U.S. District Judge Royce Lamberth did not immediately rule, saying he wants to review additional information in a case that raises core First Amendment and national security concerns.
He pressed both sides on their positions, making it clear he was troubled by the government’s contention that Bolton had bailed prematurely on the prepublication review process designed to protect against the disclosure of classified information. But he also asked the Justice Department what he was supposed to do since “the horse seems to be out of the barn” now that copies of the book have been distributed.
Justice Department attorney David Morrell said Bolton should not be rewarded for a problem that he himself had created.
“He has flung the barnyard doors open. He has let the horses out, and now he looks at us collectively and says, ‘What are you going to do about it?’” Morrell said.
The Justice Department sued to halt next week’s release of “The Room Where it Happened,” insisting that the book contained classified information that could damage national security and that Bolton had failed to complete a prepublication review process.
Bolton’s lawyers argued that he had labored painstakingly for months with the White House to address concerns over classified information. In late April, Ellen Knight, the career official with whom he had worked most closely and who had done a line-by-line edit, notified him that she had completed her revisions and that the revised manuscript did not contain classified information. But another White House official soon after embarked on an additional review and identified material that he said was classified, prompting the administration to warn Bolton against publication.

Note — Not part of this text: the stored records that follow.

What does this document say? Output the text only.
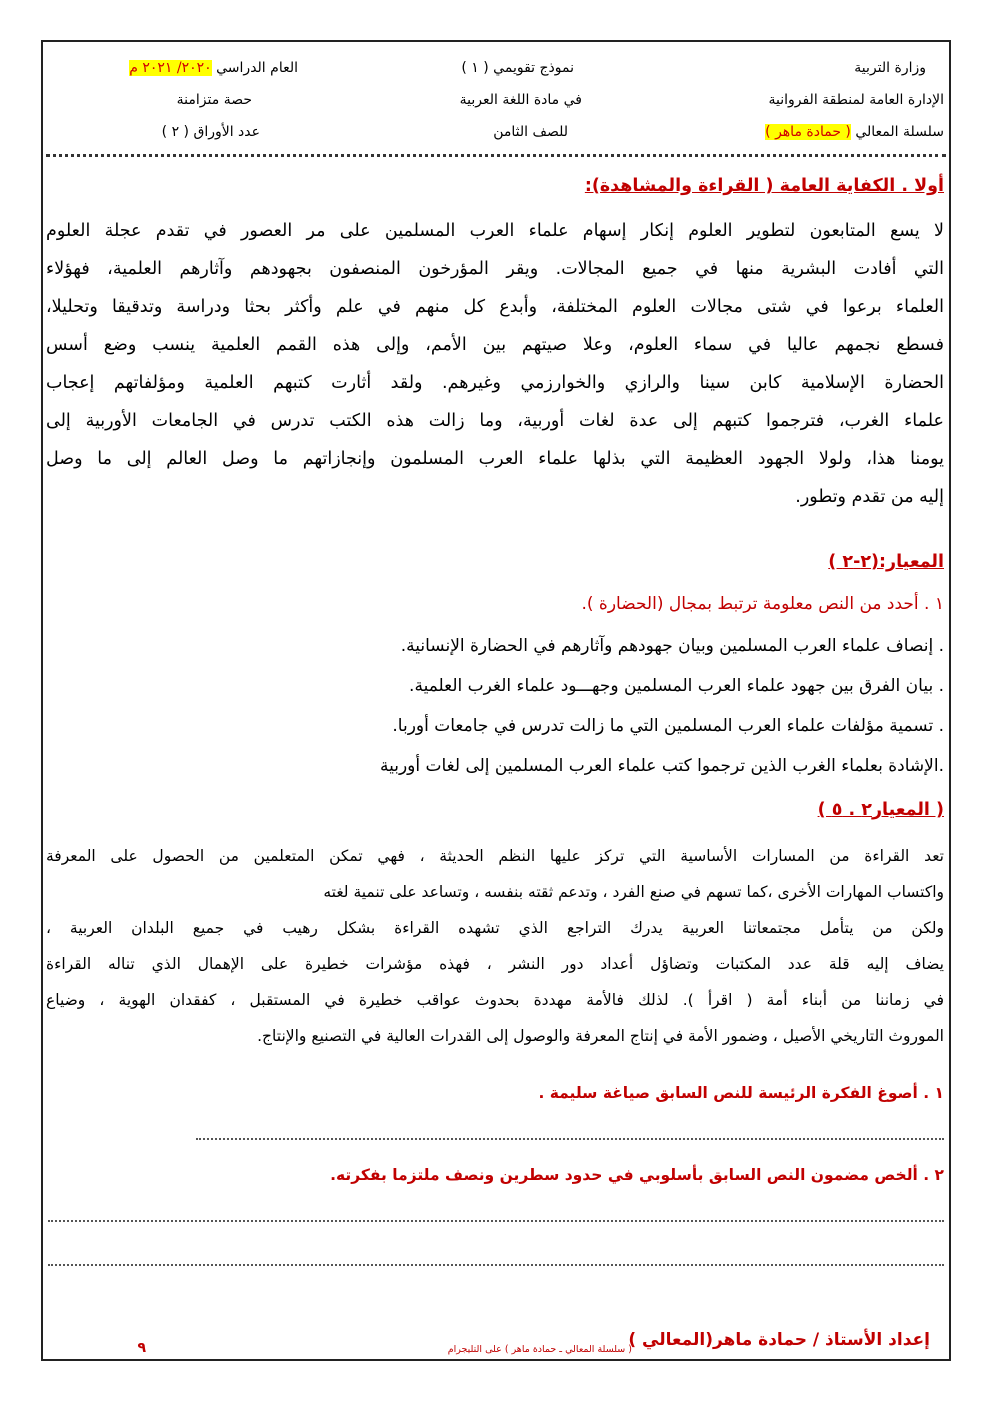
وزارة التربية
الإدارة العامة لمنطقة الفروانية
سلسلة المعالي ( حمادة ماهر )
نموذج تقويمي ( ١ )
في مادة اللغة العربية
للصف الثامن
العام الدراسي ٢٠٢٠/ ٢٠٢١ م
حصة متزامنة
عدد الأوراق ( ٢ )
أولا . الكفاية العامة ( القراءة والمشاهدة):
لا يسع المتابعون لتطوير العلوم إنكار إسهام علماء العرب المسلمين على مر العصور في تقدم عجلة العلوم
التي أفادت البشرية منها في جميع المجالات. ويقر المؤرخون المنصفون بجهودهم وآثارهم العلمية، فهؤلاء
العلماء برعوا في شتى مجالات العلوم المختلفة، وأبدع كل منهم في علم وأكثر بحثا ودراسة وتدقيقا وتحليلا،
فسطع نجمهم عاليا في سماء العلوم، وعلا صيتهم بين الأمم، وإلى هذه القمم العلمية ينسب وضع أسس
الحضارة الإسلامية كابن سينا والرازي والخوارزمي وغيرهم. ولقد أثارت كتبهم العلمية ومؤلفاتهم إعجاب
علماء الغرب، فترجموا كتبهم إلى عدة لغات أوربية، وما زالت هذه الكتب تدرس في الجامعات الأوربية إلى
يومنا هذا، ولولا الجهود العظيمة التي بذلها علماء العرب المسلمون وإنجازاتهم ما وصل العالم إلى ما وصل
إليه من تقدم وتطور.
المعيار:(٢-٢ )
١ . أحدد من النص معلومة ترتبط بمجال (الحضارة ).
. إنصاف علماء العرب المسلمين وبيان جهودهم وآثارهم في الحضارة الإنسانية.
. بيان الفرق بين جهود علماء العرب المسلمين وجهـــود علماء الغرب العلمية.
. تسمية مؤلفات علماء العرب المسلمين التي ما زالت تدرس في جامعات أوربا.
.الإشادة بعلماء الغرب الذين ترجموا كتب علماء العرب المسلمين إلى لغات أوربية
( المعيار٢ . ٥ )
تعد القراءة من المسارات الأساسية التي تركز عليها النظم الحديثة ، فهي تمكن المتعلمين من الحصول على المعرفة
واكتساب المهارات الأخرى ،كما تسهم في صنع الفرد ، وتدعم ثقته بنفسه ، وتساعد على تنمية لغته
ولكن من يتأمل مجتمعاتنا العربية يدرك التراجع الذي تشهده القراءة بشكل رهيب في جميع البلدان العربية ،
يضاف إليه قلة عدد المكتبات وتضاؤل أعداد دور النشر ، فهذه مؤشرات خطيرة على الإهمال الذي تناله القراءة
في زماننا من أبناء أمة ( اقرأ ). لذلك فالأمة مهددة بحدوث عواقب خطيرة في المستقبل ، كفقدان الهوية ، وضياع
الموروث التاريخي الأصيل ، وضمور الأمة في إنتاج المعرفة والوصول إلى القدرات العالية في التصنيع والإنتاج.
١ . أصوغ الفكرة الرئيسة للنص السابق صياغة سليمة .
٢ . ألخص مضمون النص السابق بأسلوبي في حدود سطرين ونصف ملتزما بفكرته.
إعداد الأستاذ / حمادة ماهر(المعالي )
( سلسلة المعالي ـ حمادة ماهر ) على التليجرام
٩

That late-stage, end-round around Knight’s judgment by a political appointee was troubling, said Bolton attorney Chuck Cooper.
“The question becomes, Is she an authorized official? Well, there’s no doubt that she is. Did she confirm that the information is unclassified? There’s no dispute by the government that she did,” he added.
Bolton’s lawyers have argued that the White House assertions of classified material are a pretext to censor him over a book the administration simply finds unflattering.
“If the First Amendment stands for anything, it is that the Government does not have the power to clasp its hand over the mouth of a citizen attempting to speak on a matter of great public import,” they wrote in a court filing.
The book, due out Tuesday, depicts a president whose foreign policy objectives were inexorably linked to his own political gain. It recounts how Trump “pleaded” with China’s Xi Jinping during a 2019 summit to help his reelection prospects, and how he linked the supply of military assistance to Ukraine to the country’s willingness to conduct politically charged investigations into Biden — allegations that were at the heart of an impeachment trial that ended with the president’s acquittal in February.
Trump on Thursday called the book a “compilation of lies and made up stories” intended to make him look bad. He tweeted that Bolton was just trying to get even for being fired “like the sick puppy he is!”
Other administration officials who figure prominently in the book, including Secretary of State Mike Pompeo, denied comments or actions that were attributed to them and joined the president in condemning the book.
Even Democrats who seized on some of Bolton’s anecdotes to portray the president as unfit for office nonetheless expressed frustration that he had saved his damaging accounts for his book instead of sharing them in the impeachment case.